The court announced late Thursday that Duterte is scheduled to make his first appearance before ICC judges on Friday. At the hearing he will be informed of the charges against him, read his rights and a date will be set for a further pretrial hearing.
Duterte was once feared for his brutal anti-crime crackdowns and reviled for his irreverence while in office — he called Pope Francis a “son of a bitch” at one time and said that U.S. President Barack Obama could “go to hell.”
Duterte’s stunning reversal of fortune has been celebrated by human rights groups as a historic triumph against state impunity, while his supporters have slammed what they call the current government’s surrendering of a rival to a court whose jurisdiction they dispute.
Duterte was arrested Tuesday after he arrived at Manila’s Ninoy Aquino International Airport with his common-law wife, daughter and friends from Hong Kong.
He was later taken under heavy police guard to a nearby presidential lounge at the Villamor Air Base to undergo booking for arrested criminal suspects, including fingerprinting, before being taken to a plane for the long flight to The Hague to be turned over to the ICC, Torre said.
But Duterte, his family, lawyers and friends resisted and prevented the former leader from being brought to a Gulfstream G550 executive jet, according to Torre.
The standoff lasted for about 12 hours, Torre said.
“It was very tense,” Torre told media. “One of my officers sustained a head injury after being hit hard with a cellphone” by Duterte’s common-law wife “and his daughter was cursing me with expletives, but I kept my cool.”
The ex-president, who used to be a government prosecutor and congressman, refused to undergo the police booking procedure after his arrest, Torre said.

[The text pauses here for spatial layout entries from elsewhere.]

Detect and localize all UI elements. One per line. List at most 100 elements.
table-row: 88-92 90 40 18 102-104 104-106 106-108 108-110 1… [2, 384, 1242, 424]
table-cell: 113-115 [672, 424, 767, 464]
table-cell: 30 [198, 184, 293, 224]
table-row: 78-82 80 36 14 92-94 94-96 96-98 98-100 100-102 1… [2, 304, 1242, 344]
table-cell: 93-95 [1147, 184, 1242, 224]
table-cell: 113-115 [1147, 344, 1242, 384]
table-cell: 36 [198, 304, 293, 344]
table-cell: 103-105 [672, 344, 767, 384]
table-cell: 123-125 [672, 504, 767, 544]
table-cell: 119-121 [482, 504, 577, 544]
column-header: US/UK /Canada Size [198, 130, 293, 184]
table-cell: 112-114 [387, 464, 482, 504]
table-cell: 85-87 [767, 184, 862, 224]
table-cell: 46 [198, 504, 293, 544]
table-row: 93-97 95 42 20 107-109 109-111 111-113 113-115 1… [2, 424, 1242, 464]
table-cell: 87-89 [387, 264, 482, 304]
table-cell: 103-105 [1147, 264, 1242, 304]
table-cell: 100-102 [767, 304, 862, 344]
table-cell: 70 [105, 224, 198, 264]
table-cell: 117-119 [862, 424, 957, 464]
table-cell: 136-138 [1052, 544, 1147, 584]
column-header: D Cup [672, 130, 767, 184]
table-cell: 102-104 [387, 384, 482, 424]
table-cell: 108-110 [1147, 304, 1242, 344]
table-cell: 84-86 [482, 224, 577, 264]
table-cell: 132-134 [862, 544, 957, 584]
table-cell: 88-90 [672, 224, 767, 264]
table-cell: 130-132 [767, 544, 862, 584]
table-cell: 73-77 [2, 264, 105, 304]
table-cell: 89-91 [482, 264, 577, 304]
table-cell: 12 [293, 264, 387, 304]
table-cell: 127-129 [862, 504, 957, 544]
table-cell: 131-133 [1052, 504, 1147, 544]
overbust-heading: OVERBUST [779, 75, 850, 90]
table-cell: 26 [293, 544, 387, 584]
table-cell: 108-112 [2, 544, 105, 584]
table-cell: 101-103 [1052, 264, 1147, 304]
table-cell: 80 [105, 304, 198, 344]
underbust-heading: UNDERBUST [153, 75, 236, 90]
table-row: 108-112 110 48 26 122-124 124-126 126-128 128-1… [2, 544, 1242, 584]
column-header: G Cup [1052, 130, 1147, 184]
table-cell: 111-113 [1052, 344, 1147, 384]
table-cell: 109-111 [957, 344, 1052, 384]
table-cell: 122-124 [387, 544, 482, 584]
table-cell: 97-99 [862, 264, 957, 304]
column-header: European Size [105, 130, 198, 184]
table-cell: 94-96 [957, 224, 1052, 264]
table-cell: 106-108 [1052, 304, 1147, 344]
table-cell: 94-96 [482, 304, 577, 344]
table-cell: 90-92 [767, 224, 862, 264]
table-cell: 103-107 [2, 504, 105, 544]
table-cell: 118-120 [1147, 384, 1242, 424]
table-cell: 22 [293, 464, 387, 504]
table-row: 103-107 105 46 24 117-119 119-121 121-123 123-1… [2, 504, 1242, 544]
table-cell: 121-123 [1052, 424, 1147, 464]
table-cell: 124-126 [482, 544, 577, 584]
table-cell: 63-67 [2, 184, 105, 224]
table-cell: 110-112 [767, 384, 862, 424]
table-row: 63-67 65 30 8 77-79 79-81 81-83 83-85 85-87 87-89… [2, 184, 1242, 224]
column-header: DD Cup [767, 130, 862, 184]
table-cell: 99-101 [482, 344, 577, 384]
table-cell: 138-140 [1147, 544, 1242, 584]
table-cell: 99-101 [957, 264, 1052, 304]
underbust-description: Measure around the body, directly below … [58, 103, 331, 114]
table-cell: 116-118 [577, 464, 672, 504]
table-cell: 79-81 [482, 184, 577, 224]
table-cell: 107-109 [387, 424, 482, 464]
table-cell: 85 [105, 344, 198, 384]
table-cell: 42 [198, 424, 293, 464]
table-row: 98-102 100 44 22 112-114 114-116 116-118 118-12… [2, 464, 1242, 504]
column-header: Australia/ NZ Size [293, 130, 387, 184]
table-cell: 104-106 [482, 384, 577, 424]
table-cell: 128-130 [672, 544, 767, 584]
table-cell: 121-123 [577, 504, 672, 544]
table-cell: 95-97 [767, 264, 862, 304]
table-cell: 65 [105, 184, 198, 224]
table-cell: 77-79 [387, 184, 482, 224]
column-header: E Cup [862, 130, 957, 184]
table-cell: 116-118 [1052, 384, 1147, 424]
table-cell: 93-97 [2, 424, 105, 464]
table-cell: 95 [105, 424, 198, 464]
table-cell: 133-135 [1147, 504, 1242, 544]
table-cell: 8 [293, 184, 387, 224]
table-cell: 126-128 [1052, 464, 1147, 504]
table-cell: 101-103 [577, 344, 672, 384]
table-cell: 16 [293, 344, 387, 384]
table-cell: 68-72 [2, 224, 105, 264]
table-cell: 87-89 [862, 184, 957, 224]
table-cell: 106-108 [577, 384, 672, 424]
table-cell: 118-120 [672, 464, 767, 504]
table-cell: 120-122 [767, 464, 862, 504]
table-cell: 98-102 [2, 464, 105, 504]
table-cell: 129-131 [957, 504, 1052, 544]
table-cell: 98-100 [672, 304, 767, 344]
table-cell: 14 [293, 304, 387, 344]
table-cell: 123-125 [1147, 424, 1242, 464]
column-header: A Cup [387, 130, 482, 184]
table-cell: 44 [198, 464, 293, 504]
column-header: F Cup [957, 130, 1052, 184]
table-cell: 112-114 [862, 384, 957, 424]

“We wanted to have him fingerprinted, but he resisted,” Torre said. In a separate interview, he said that he arrested and handcuffed the former president’s executive secretary for blocking Duterte’s transfer to the plane.
Torre confirmed to the news agencies the authenticity of a video that has gone viral on social media showing Duterte surrounded by his family, lawyers and friends and asking Torre, who led the arresting officers, “Are you going to bring me straight to the airplane?”
“You have to kill me to bring me to The Hague,” Torre quoted Duterte as saying.
“That’s not our intention sir,” Torre said as his men dragged away one of several men surrounding Duterte.
Duterte’s lawyers said that Philippine authorities didn’t show any copy of the ICC warrant and violated his constitutional rights.
President Ferdinand Marcos Jr.’s administration allowed the global court to take custody of Duterte, although the Philippines was no longer a party to the ICC, the legal team said.
“Our own government has surrendered a Filipino citizen — even a former president at that — to foreign powers,” Vice President Sara Duterte, the ex-president’s daughter and a political rival of the current president, said Tuesday before her father was flown out of Manila.
“This is a blatant affront to our sovereignty and an insult to every Filipino who believes in our nation’s independence,” she said. “This is not justice — this is oppression and persecution,” she said.